How do I drop a perpendicular from a point onto a parametrized curve?

Question

I attempted to answer a question (Can a point be reflected through a line which is not straight?) which, probably because of my perpendicular functions theory, got a downvote and needed improvement. I then reread the comment posted by @DavidK on my answer:

This approach seems to be limited to curves expressed in the form $y=f(x)$, which is a small subset of all curves.

and realized that he was right. But that would motivate two questions, the first one of which shall be presented in this post:

The Question: How do I drop a perpendicular from point $P$ to a parametrized curve $C$ in the form $C(t)=(x(t), y(t))$?
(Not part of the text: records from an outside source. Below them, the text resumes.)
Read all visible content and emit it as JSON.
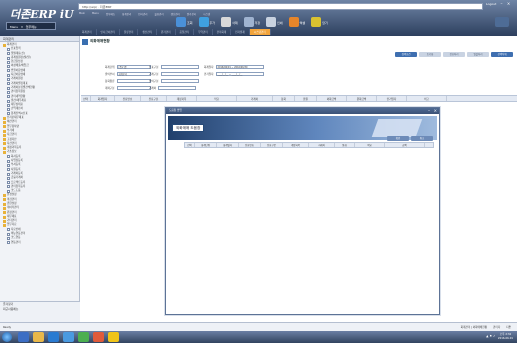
{
  "app": {
    "logo": "더존ERP iU",
    "menu_label": "Menu",
    "user_label": "업무메뉴"
  },
  "browser": {
    "url": "http://erp/ · 더존ERP",
    "logout": "Logout"
  },
  "tabs": [
    "Main",
    "Menu",
    "업무메뉴",
    "회계관리",
    "인사관리",
    "물류관리",
    "생산관리",
    "원가관리",
    "시스템"
  ],
  "top_icons": [
    {
      "name": "search",
      "label": "조회",
      "color": "#4a90d8"
    },
    {
      "name": "add",
      "label": "추가",
      "color": "#3fa0e0"
    },
    {
      "name": "delete",
      "label": "삭제",
      "color": "#d8d8d8"
    },
    {
      "name": "save",
      "label": "저장",
      "color": "#9fb3d0"
    },
    {
      "name": "print",
      "label": "인쇄",
      "color": "#c8d2e0"
    },
    {
      "name": "excel",
      "label": "엑셀",
      "color": "#e6852a"
    },
    {
      "name": "close",
      "label": "닫기",
      "color": "#d9c230"
    }
  ],
  "main_nav": [
    "회계관리",
    "인사급여관리",
    "물류관리",
    "생산관리",
    "원가관리",
    "품질관리",
    "무역관리",
    "관리회계",
    "전자결재",
    "시스템관리"
  ],
  "main_nav_active_index": 9,
  "sidebar": {
    "header": "회계관리",
    "tree": [
      {
        "label": "회계관리",
        "type": "folder"
      },
      {
        "label": "전표입력",
        "type": "doc"
      },
      {
        "label": "일월계표(신)",
        "type": "doc"
      },
      {
        "label": "총계정원장(월/일)",
        "type": "doc"
      },
      {
        "label": "현금출납장",
        "type": "doc"
      },
      {
        "label": "외상매출/매입금",
        "type": "doc"
      },
      {
        "label": "받을어음명세",
        "type": "doc"
      },
      {
        "label": "지급어음명세",
        "type": "doc"
      },
      {
        "label": "거래처원장",
        "type": "doc"
      },
      {
        "label": "거래처별집계표",
        "type": "doc"
      },
      {
        "label": "거래처분류별잔액현황",
        "type": "doc"
      },
      {
        "label": "관리항목원장",
        "type": "doc"
      },
      {
        "label": "관리내역현황",
        "type": "doc"
      },
      {
        "label": "결산/재무제표",
        "type": "doc"
      },
      {
        "label": "재무상태표",
        "type": "doc"
      },
      {
        "label": "손익계산서",
        "type": "doc"
      },
      {
        "label": "합계잔액시산표",
        "type": "doc"
      },
      {
        "label": "전기분재무제표",
        "type": "folder"
      },
      {
        "label": "예산관리",
        "type": "folder"
      },
      {
        "label": "업무용차량",
        "type": "folder"
      },
      {
        "label": "부가세",
        "type": "folder"
      },
      {
        "label": "자금관리",
        "type": "folder"
      },
      {
        "label": "고정자산",
        "type": "folder"
      },
      {
        "label": "자산관리",
        "type": "folder"
      },
      {
        "label": "계정과목등록",
        "type": "folder"
      },
      {
        "label": "기초정보",
        "type": "folder"
      },
      {
        "label": "회사등록",
        "type": "doc"
      },
      {
        "label": "사업장등록",
        "type": "doc"
      },
      {
        "label": "부서등록",
        "type": "doc"
      },
      {
        "label": "사원등록",
        "type": "doc"
      },
      {
        "label": "거래처등록",
        "type": "doc"
      },
      {
        "label": "금융거래처",
        "type": "doc"
      },
      {
        "label": "프로젝트등록",
        "type": "doc"
      },
      {
        "label": "관리항목등록",
        "type": "doc"
      },
      {
        "label": "코드도움",
        "type": "doc"
      },
      {
        "label": "환경설정",
        "type": "folder"
      },
      {
        "label": "마감관리",
        "type": "folder"
      },
      {
        "label": "권한설정",
        "type": "folder"
      },
      {
        "label": "데이터관리",
        "type": "folder"
      },
      {
        "label": "원장관리",
        "type": "folder"
      },
      {
        "label": "재무제표",
        "type": "folder"
      },
      {
        "label": "기타관리",
        "type": "folder"
      },
      {
        "label": "업무자료",
        "type": "folder"
      },
      {
        "label": "자료인쇄",
        "type": "doc"
      },
      {
        "label": "메뉴연동관리",
        "type": "doc"
      },
      {
        "label": "코드연동",
        "type": "doc"
      },
      {
        "label": "연동관리",
        "type": "doc"
      }
    ],
    "footer": [
      "즐겨찾기",
      "최근사용메뉴"
    ]
  },
  "content": {
    "tab_title": "외화매매현황",
    "buttons": [
      "검색조건",
      "초기화",
      "전표처리",
      "일괄처리",
      "선택삭제"
    ],
    "form": {
      "row1": {
        "label1": "회계단위",
        "value1": "(주)더존",
        "label2": "전표구분",
        "value2": "",
        "label3": "회계일자",
        "value3": "2016/06/01 ~ 2016/06/30"
      },
      "row2": {
        "label1": "결의부서",
        "value1": "회계부서",
        "label2": "거래구분",
        "value2": "",
        "label3": "만기일자",
        "value3": "____/__/__ ~ ____/__/__"
      },
      "row3": {
        "label1": "통화종류",
        "value1": "",
        "label2": "결의구분",
        "value2": ""
      },
      "row4": {
        "label1": "계좌구분",
        "value1": "",
        "label2": "거래처",
        "value2": ""
      }
    },
    "grid_columns": [
      "선택",
      "회계일자",
      "전표번호",
      "전표구분",
      "계정과목",
      "적요",
      "거래처",
      "통화",
      "환율",
      "외화금액",
      "원화금액",
      "만기일자",
      "비고"
    ]
  },
  "modal": {
    "title": "도움창 팝업",
    "header_title": "외화매매 도움창",
    "buttons": [
      "확인",
      "취소"
    ],
    "columns": [
      "선택",
      "회계단위",
      "회계일자",
      "전표번호",
      "전표구분",
      "계정과목",
      "거래처",
      "통화",
      "적요",
      "금액"
    ]
  },
  "status": {
    "left": "Ready",
    "items": [
      "회계관리 | 외화매매현황",
      "관리자",
      "더존"
    ]
  },
  "taskbar": {
    "time": "오후 2:32",
    "date": "2016-06-01"
  }
}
I was hoping this could be extended from functions to curves that are not functions, but that part was what I was struggling with. It could be in a form such as (everyone had heard this one!) $(\cos t, \sin t)$ or something more contrived and complex such as $(\sqrt{6-3\tan (2t)},2+5\sin(\frac{2}{t})\cos(\frac{3}{t}))$. But I am looking for a general rule for parametric curves.

Answer 1

If you prefer to use the parametric form, then in the plane, the perpendicular direction to $(x(t), y(t))$ is $(y'(t), -x'(t))$ or its opposite. If $P=(x_p, y_p)$, then to find the perpendicular projection, solve the equations $$x_p = x(t) + sy'(t)\\y_p = y(t) - sx'(t)$$ for $t$ and $s$. There may be multiple solutions for $t$, each with its own single corresponding $s$. Each $t$ provides a point where the perpendicular passes through $P$. The reflection of $P$ through that point is obtained by changing the sign of $s$: $$P_t' = (x(t) - sy'(t), y(t) + sx'(t))$$

For example, points inside a circle other than its center will have two reflections - one through the closer side, and the other through the opposite side. The reflections of the center form another circle of twice the radius.